Rainer, the son of Toomas Helin - a man known as the 'Estonian Pablo Escobar' - was born in Zurich in 1992 and came to live in Marbella in 1995. After graduating from Tallinn University with a degree in Audio-visual Media from the Baltic Film and Media School, he spent several years working as a copywriter.
This first book, The Drug Lord's Son, is a true account of his childhood, which was spent between Marbella, Malta and Mallorca. The politely spoken 29-year-old, who was educated at Aloha College, decided to publish his memoirs following his father's sudden death in Marbella earlier this year.
"Writing the book, which I started several years ago, was something that helped me come to terms with the death my father. I was not in touch with him for the last seven years, but he actually called me a few days before he died, which was his way of asking for forgiveness and trying to make amends. This helped me remember him and my childhood in a bittersweet light," Rainer explains to SUR in English.
Life of luxury
Also known as the 'drug baron of Marbella', Toomas Helin fled post-Soviet Estonia and headed to Marbella for a life of luxury, but his empire would be shattered after he received a seven-year jail sentence for drug-related crimes in 2005. Estonian police considered him to be the leader of the Linnuvabriku crime group, the second most influential after the Albanians, although this was never proven during his trial.
During his criminal career, Toomas was also suspected of smuggling a tonne of cannabis from Africa into Europe. The case gained notoriety because bail was set at 1.5 million Estonian kroons, the largest bail ever set in Estonia at that time. He was also suspected of stealing more than 60 luxury cars from Germany and selling them in France and Spain, making a reputed profit of 4 million euros. However, Rainer says that, although his father was a criminal, he was not necessarily a bad man.
"My father was not so well known internationally, but in Estonia he had an infamous reputation, although he was a very private man. I grew up alongside the criminal underworld of Marbella, but my father did his best to keep our family as far away from that as possible," the author declares.
Rainer was a "naive teenager" when he realised what his father did for a living. He claims that he was not proud of his father's status and had no intentions of following in his footsteps.

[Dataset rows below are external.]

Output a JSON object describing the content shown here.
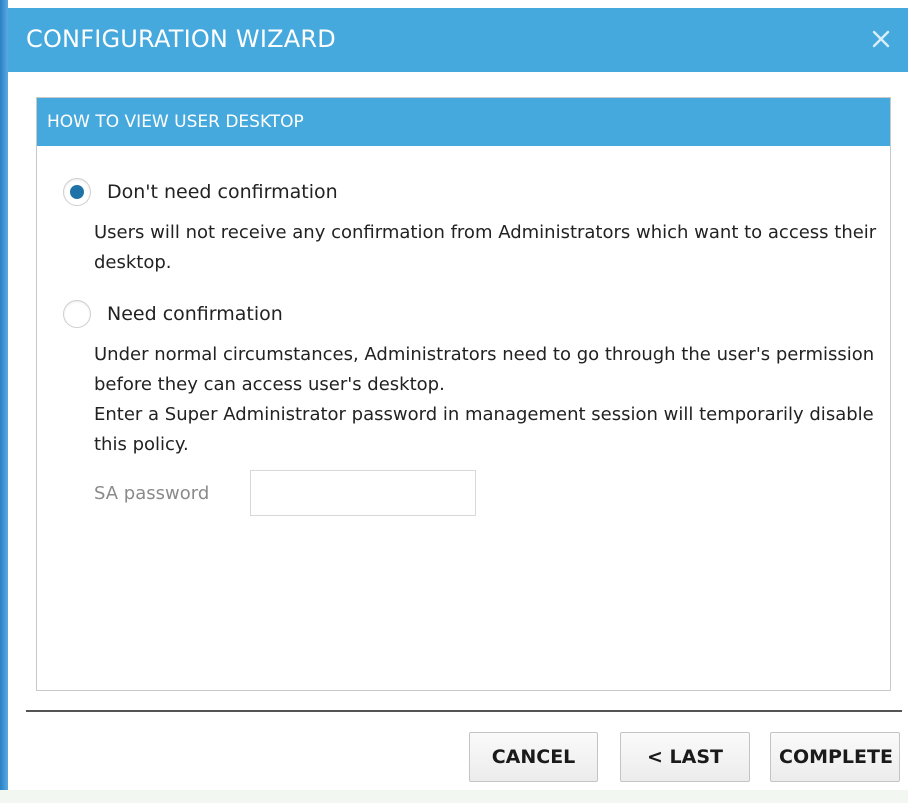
{
  "window": {
    "title": "CONFIGURATION WIZARD"
  },
  "panel": {
    "title": "HOW TO VIEW USER DESKTOP",
    "options": [
      {
        "label": "Don't need confirmation",
        "selected": true,
        "description": [
          "Users will not receive any confirmation from Administrators which want to access their desktop."
        ]
      },
      {
        "label": "Need confirmation",
        "selected": false,
        "description": [
          "Under normal circumstances, Administrators need to go through the user's permission before they can access user's desktop.",
          "Enter a Super Administrator password in management session will temporarily disable this policy."
        ]
      }
    ],
    "sa_password": {
      "label": "SA password",
      "value": ""
    }
  },
  "footer": {
    "cancel_label": "CANCEL",
    "last_label": "< LAST",
    "complete_label": "COMPLETE"
  },
  "colors": {
    "accent": "#46a9dd",
    "radio_selected": "#1f72a8"
  },
  "icons": {
    "close": "close-icon"
  }
}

"I would never go as far as to say I am proud of his reputation, but there are always two sides to every story. Maybe he wasn't the best husband, but he definitely tried to be a good father, although I never wanted to take the same route as him," he says.
Rainer now has a family of his own and he is determined to put his father's chequered past to rest, which he claims can be difficult to do, especially when visiting Estonia.
"Just because someone's father was a criminal does not necessarily mean that his children are the same, although we do have to sometimes pay the price for their notoriety," he concludes.